[This article on crank length from last year dovetails nicely with our saddle height post from earlier this week. —ed.]
Crank length is an often overlooked aspect of bike fit. A majority of production road-oriented bikes come outfitted with either 170mm or 175mm cranks. You do occasionally see 165mm cranks spec’d on the very smallest frame sizes, and some manufacturers offer 172.5mm cranks on their mid-sized frames, but it’s a rare occasion to encounter a crank under 165mm or over 175mm on a bike primarily intended for road riding.
There are a number of methods for determining proper crank length. Peter White recommends 18.5% of the distance from the top of the femur to the floor in bare feet. Leonard Zinn recommends 21% of inseam measured in bare feet. Bill Boston recommends measuring femur length from the center of the hip joint to the end of the bone in inches, then using this measurement as crank length in centimeters (for example, if your femur measures 17 inches, you would use a 17cm [170mm] crank).
Let’s use Peter White’s method as an example. For simplicity, let’s assume a rider with a top of the femur to the floor measurement of 919mm (36 1/16″). Multiply by Peter’s 18.5% (919mm x .185 = 170mm) and you end up with a recommendation for 170mm cranks. That’s convenient for someone with a 36″ floor to femur measurement, but it gets more complicated for individuals outside the “normal” range. Shorten the floor to femur measurement by three inches (33″) and the recommendation quickly drops down to 155mm (838.2mm x .185 = 155mm). Lengthen the floor to femur measurement by three inches (39″) and the recommendation jumps up to 183mm (990.6mm x .185 = 183.25mm). Both fall outside the normal range of sizes typically offered in road cranks.
I believe there’s quite a bit of room for personal preference in these formulas. I also think the human body is amazingly adaptable and we can probably get used to just about any crank length currently being manufactured, regardless of our leg length. That said, it’s only reasonable to assume that crank length should vary based upon an individual’s physiology. As Lennard Zinn said, “If you accept that muscles and joints work most effectively when operating in a certain range of motion, then it only makes sense that muscles, bones and tendons work that way for everyone. Short riders should not be required to force their muscles through a greater range of motion than the person with an 80cm inseam riding a 172.5mm crank. And on the other end, 7-foot basketball players do not bend their legs any less when they jump than shorter players. So why should they use minimal knee bend and operate their muscles only through a tiny part of their range when they ride a bike?”

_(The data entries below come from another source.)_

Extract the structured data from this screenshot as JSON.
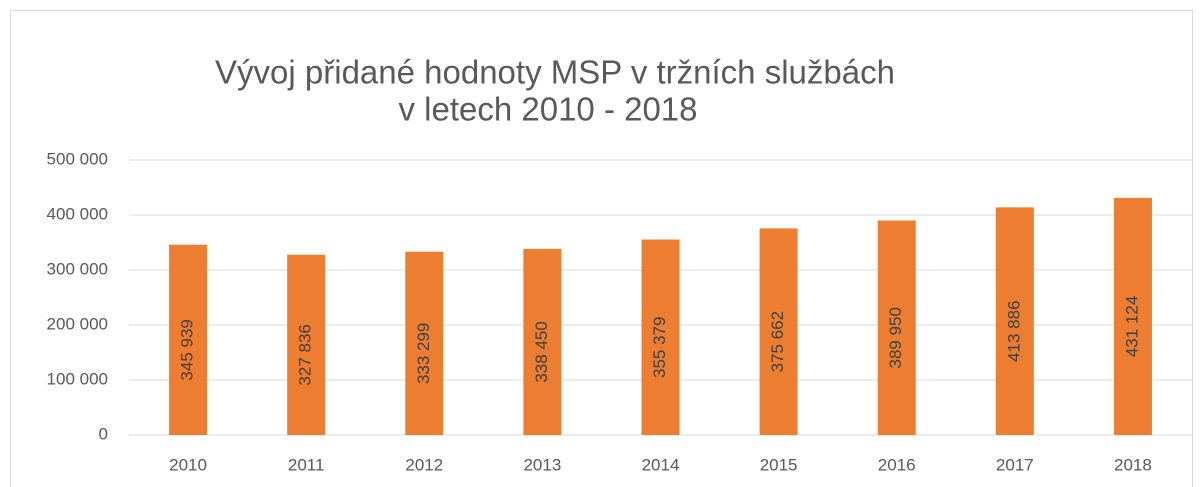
{
  "chart_data": {
    "type": "bar",
    "title": [
      "Vývoj přidané hodnoty MSP v tržních službách",
      "v letech 2010 - 2018"
    ],
    "categories": [
      "2010",
      "2011",
      "2012",
      "2013",
      "2014",
      "2015",
      "2016",
      "2017",
      "2018"
    ],
    "values": [
      345939,
      327836,
      333299,
      338450,
      355379,
      375662,
      389950,
      413886,
      431124
    ],
    "value_labels": [
      "345 939",
      "327 836",
      "333 299",
      "338 450",
      "355 379",
      "375 662",
      "389 950",
      "413 886",
      "431 124"
    ],
    "color": "#ed7d31",
    "ylim": [
      0,
      500000
    ],
    "yticks": [
      0,
      {
        "value": 100000,
        "label": "100 000"
      },
      {
        "value": 200000,
        "label": "200 000"
      },
      {
        "value": 300000,
        "label": "300 000"
      },
      {
        "value": 400000,
        "label": "400 000"
      },
      {
        "value": 500000,
        "label": "500 000"
      }
    ],
    "grid": true
  }
}
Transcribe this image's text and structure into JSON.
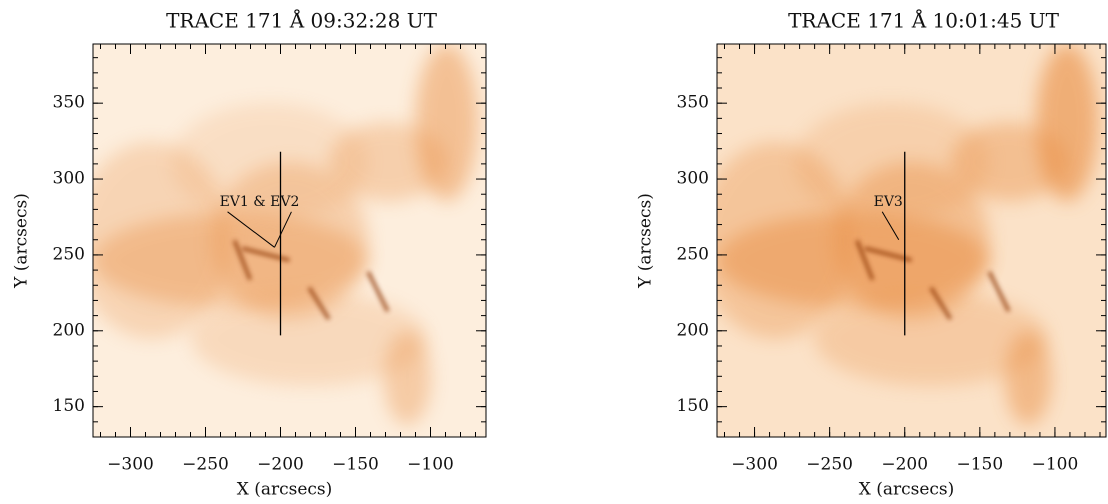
{
  "chart_data": [
    {
      "type": "image",
      "title": "TRACE 171 Å 09:32:28 UT",
      "x_label": "X (arcsecs)",
      "y_label": "Y (arcsecs)",
      "xlim": [
        -325,
        -63
      ],
      "ylim": [
        130,
        389
      ],
      "xticks": [
        {
          "value": -300,
          "label": "−300"
        },
        {
          "value": -250,
          "label": "−250"
        },
        {
          "value": -200,
          "label": "−200"
        },
        {
          "value": -150,
          "label": "−150"
        },
        {
          "value": -100,
          "label": "−100"
        }
      ],
      "yticks": [
        150,
        200,
        250,
        300,
        350
      ],
      "lines": [
        {
          "x": [
            -200,
            -200
          ],
          "y": [
            197,
            318
          ]
        }
      ],
      "annotations": [
        {
          "text": "EV1 & EV2",
          "x": -214,
          "y": 285,
          "point": [
            -204,
            255
          ]
        }
      ]
    },
    {
      "type": "image",
      "title": "TRACE 171 Å 10:01:45 UT",
      "x_label": "X (arcsecs)",
      "y_label": "Y (arcsecs)",
      "xlim": [
        -325,
        -66
      ],
      "ylim": [
        130,
        389
      ],
      "xticks": [
        {
          "value": -300,
          "label": "−300"
        },
        {
          "value": -250,
          "label": "−250"
        },
        {
          "value": -200,
          "label": "−200"
        },
        {
          "value": -150,
          "label": "−150"
        },
        {
          "value": -100,
          "label": "−100"
        }
      ],
      "yticks": [
        150,
        200,
        250,
        300,
        350
      ],
      "lines": [
        {
          "x": [
            -200,
            -200
          ],
          "y": [
            197,
            318
          ]
        }
      ],
      "annotations": [
        {
          "text": "EV3",
          "x": -211,
          "y": 285,
          "point": [
            -204,
            260
          ]
        }
      ]
    }
  ]
}
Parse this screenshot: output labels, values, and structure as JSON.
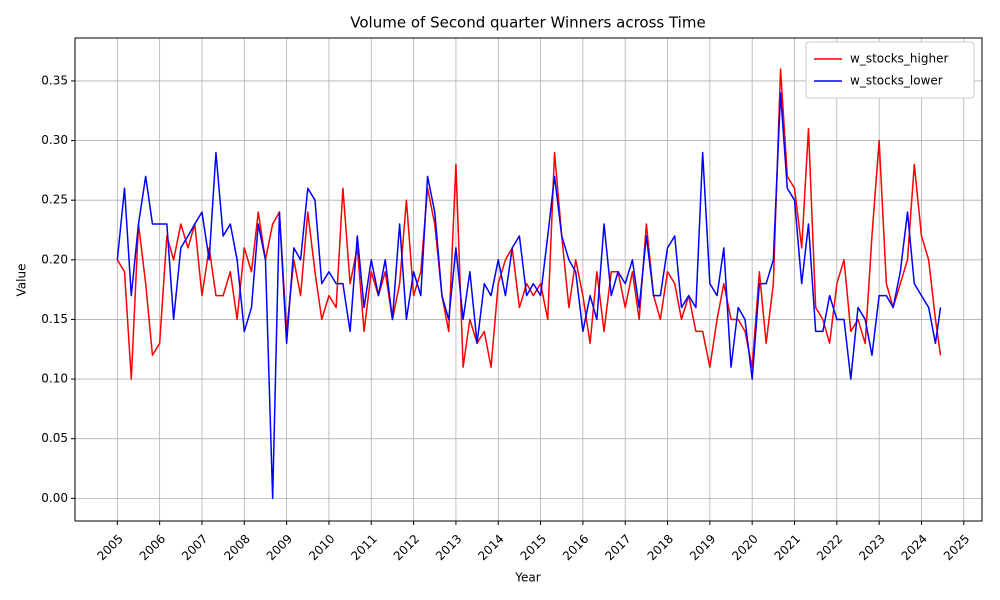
{
  "chart_data": {
    "type": "line",
    "title": "Volume of Second quarter Winners across Time",
    "xlabel": "Year",
    "ylabel": "Value",
    "x": [
      2005.0,
      2005.17,
      2005.33,
      2005.5,
      2005.67,
      2005.83,
      2006.0,
      2006.17,
      2006.33,
      2006.5,
      2006.67,
      2006.83,
      2007.0,
      2007.17,
      2007.33,
      2007.5,
      2007.67,
      2007.83,
      2008.0,
      2008.17,
      2008.33,
      2008.5,
      2008.67,
      2008.83,
      2009.0,
      2009.17,
      2009.33,
      2009.5,
      2009.67,
      2009.83,
      2010.0,
      2010.17,
      2010.33,
      2010.5,
      2010.67,
      2010.83,
      2011.0,
      2011.17,
      2011.33,
      2011.5,
      2011.67,
      2011.83,
      2012.0,
      2012.17,
      2012.33,
      2012.5,
      2012.67,
      2012.83,
      2013.0,
      2013.17,
      2013.33,
      2013.5,
      2013.67,
      2013.83,
      2014.0,
      2014.17,
      2014.33,
      2014.5,
      2014.67,
      2014.83,
      2015.0,
      2015.17,
      2015.33,
      2015.5,
      2015.67,
      2015.83,
      2016.0,
      2016.17,
      2016.33,
      2016.5,
      2016.67,
      2016.83,
      2017.0,
      2017.17,
      2017.33,
      2017.5,
      2017.67,
      2017.83,
      2018.0,
      2018.17,
      2018.33,
      2018.5,
      2018.67,
      2018.83,
      2019.0,
      2019.17,
      2019.33,
      2019.5,
      2019.67,
      2019.83,
      2020.0,
      2020.17,
      2020.33,
      2020.5,
      2020.67,
      2020.83,
      2021.0,
      2021.17,
      2021.33,
      2021.5,
      2021.67,
      2021.83,
      2022.0,
      2022.17,
      2022.33,
      2022.5,
      2022.67,
      2022.83,
      2023.0,
      2023.17,
      2023.33,
      2023.5,
      2023.67,
      2023.83,
      2024.0,
      2024.17,
      2024.33,
      2024.45
    ],
    "series": [
      {
        "name": "w_stocks_higher",
        "color": "#ff0000",
        "values": [
          0.2,
          0.19,
          0.1,
          0.23,
          0.18,
          0.12,
          0.13,
          0.22,
          0.2,
          0.23,
          0.21,
          0.23,
          0.17,
          0.21,
          0.17,
          0.17,
          0.19,
          0.15,
          0.21,
          0.19,
          0.24,
          0.2,
          0.23,
          0.24,
          0.14,
          0.2,
          0.17,
          0.24,
          0.19,
          0.15,
          0.17,
          0.16,
          0.26,
          0.18,
          0.21,
          0.14,
          0.19,
          0.17,
          0.19,
          0.15,
          0.18,
          0.25,
          0.17,
          0.19,
          0.26,
          0.23,
          0.17,
          0.14,
          0.28,
          0.11,
          0.15,
          0.13,
          0.14,
          0.11,
          0.18,
          0.2,
          0.21,
          0.16,
          0.18,
          0.17,
          0.18,
          0.15,
          0.29,
          0.22,
          0.16,
          0.2,
          0.17,
          0.13,
          0.19,
          0.14,
          0.19,
          0.19,
          0.16,
          0.19,
          0.15,
          0.23,
          0.17,
          0.15,
          0.19,
          0.18,
          0.15,
          0.17,
          0.14,
          0.14,
          0.11,
          0.15,
          0.18,
          0.15,
          0.15,
          0.14,
          0.11,
          0.19,
          0.13,
          0.18,
          0.36,
          0.27,
          0.26,
          0.21,
          0.31,
          0.16,
          0.15,
          0.13,
          0.18,
          0.2,
          0.14,
          0.15,
          0.13,
          0.22,
          0.3,
          0.18,
          0.16,
          0.18,
          0.2,
          0.28,
          0.22,
          0.2,
          0.15,
          0.12
        ]
      },
      {
        "name": "w_stocks_lower",
        "color": "#0000ff",
        "values": [
          0.2,
          0.26,
          0.17,
          0.23,
          0.27,
          0.23,
          0.23,
          0.23,
          0.15,
          0.21,
          0.22,
          0.23,
          0.24,
          0.2,
          0.29,
          0.22,
          0.23,
          0.2,
          0.14,
          0.16,
          0.23,
          0.2,
          0.0,
          0.24,
          0.13,
          0.21,
          0.2,
          0.26,
          0.25,
          0.18,
          0.19,
          0.18,
          0.18,
          0.14,
          0.22,
          0.16,
          0.2,
          0.17,
          0.2,
          0.15,
          0.23,
          0.15,
          0.19,
          0.17,
          0.27,
          0.24,
          0.17,
          0.15,
          0.21,
          0.15,
          0.19,
          0.13,
          0.18,
          0.17,
          0.2,
          0.17,
          0.21,
          0.22,
          0.17,
          0.18,
          0.17,
          0.22,
          0.27,
          0.22,
          0.2,
          0.19,
          0.14,
          0.17,
          0.15,
          0.23,
          0.17,
          0.19,
          0.18,
          0.2,
          0.16,
          0.22,
          0.17,
          0.17,
          0.21,
          0.22,
          0.16,
          0.17,
          0.16,
          0.29,
          0.18,
          0.17,
          0.21,
          0.11,
          0.16,
          0.15,
          0.1,
          0.18,
          0.18,
          0.2,
          0.34,
          0.26,
          0.25,
          0.18,
          0.23,
          0.14,
          0.14,
          0.17,
          0.15,
          0.15,
          0.1,
          0.16,
          0.15,
          0.12,
          0.17,
          0.17,
          0.16,
          0.19,
          0.24,
          0.18,
          0.17,
          0.16,
          0.13,
          0.16
        ]
      }
    ],
    "xlim": [
      2004.0,
      2025.43
    ],
    "ylim": [
      -0.019,
      0.386
    ],
    "xticks": [
      2005,
      2006,
      2007,
      2008,
      2009,
      2010,
      2011,
      2012,
      2013,
      2014,
      2015,
      2016,
      2017,
      2018,
      2019,
      2020,
      2021,
      2022,
      2023,
      2024,
      2025
    ],
    "yticks": [
      {
        "value": 0,
        "label": "0.00"
      },
      {
        "value": 0.05,
        "label": "0.05"
      },
      {
        "value": 0.1,
        "label": "0.10"
      },
      {
        "value": 0.15,
        "label": "0.15"
      },
      {
        "value": 0.2,
        "label": "0.20"
      },
      {
        "value": 0.25,
        "label": "0.25"
      },
      {
        "value": 0.3,
        "label": "0.30"
      },
      {
        "value": 0.35,
        "label": "0.35"
      }
    ],
    "grid": true,
    "legend": "upper right"
  }
}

Assuming Mr. Zinn is correct, taking a closer look at crank length should be particularly advantageous for those who are significantly taller or shorter than average. On the outer edges of the bell curve, it’s very unlikely people are riding cranks that are close to their ideal length.
While it’s not easy to find unusually short or long cranks, they’re out there. The Specialites TA Carmina is a beautiful, if expensive, production crank that has interchangeable arms available from 155mm up to 185mm. Lennard Zinn offers oversized cranks, and da Vinci Designs offers custom cranks in almost any size within reason.
Those who aren’t involved in the recumbent community probably don’t realize that recumbent riders have been experimenting with ultra-short cranks for some time now (see the links below). Some of their findings are quite interesting and may possibly be applicable to upright bikes. Short crank advocates claim reduced knee strain and higher crank RPMs among their advantages.
Ultra-long cranks may introduce more knee strain, and they will definitely reduce cornering clearance, so both of these facts should be taken into account if you’re considering retrofitting a longer crank on your existing bike.
And finally, whether you’re going up or down in length, keep in mind that a major change in crank length will very likely require a change in saddle height, which, of course, will affect overall bike fit.